La exministra de Seguridad y actual senadora Patricia Bullrich ha sido una defensora de la tenencia de armas por parte de los ciudadanos, una postura que ha sido criticada por organizaciones de la sociedad civil y expertos en seguridad. Su discurso, y las medidas implementadas por su sucesor, parecen ir en contra de la tendencia global de endurecer las regulaciones sobre armas de fuego.
Ante este panorama, se exige al Estado recuperar la capacidad de control efectivo sobre el acceso a armas, restringiendo su circulación y asegurando que su uso sea exclusivo de las fuerzas de seguridad profesionalmente adiestradas.
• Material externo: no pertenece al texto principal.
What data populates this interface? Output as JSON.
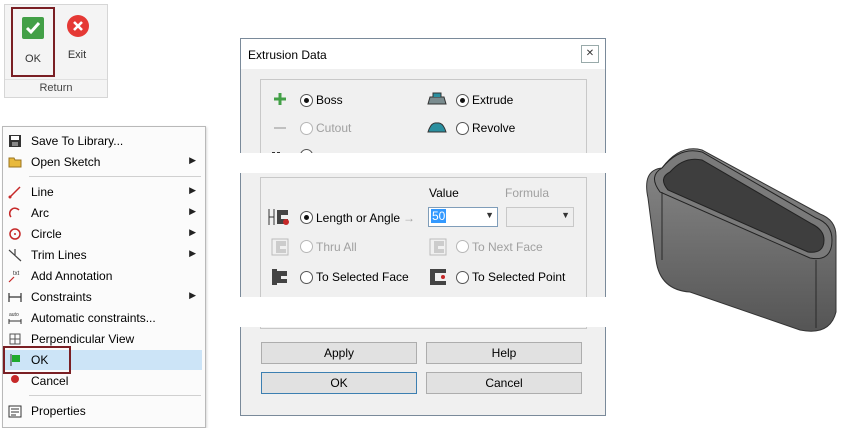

Sin embargo, la responsabilidad no recae únicamente en el gobierno. También es imprescindible que los adultos ejerzan un mayor control sobre los menores, tanto en el hogar como en la comunidad, promoviendo una cultura de paz y respeto.
La tragedia de San Cristóbal es un llamado de atención urgente. La violencia no puede ser combatida únicamente con medidas represivas, sino que requiere un abordaje integral que incluya la prevención, la educación y el fortalecimiento de las instituciones. La flexibilización de las políticas de control de armas de fuego ha demostrado ser un error que puede tener consecuencias devastadoras. Es hora de revertir esta tendencia y priorizar la seguridad de los ciudadanos, especialmente de los más jóvenes. La circulación indiscriminada de armas multiplica riesgos irreversibles, y el Estado tiene la obligación de proteger a sus ciudadanos.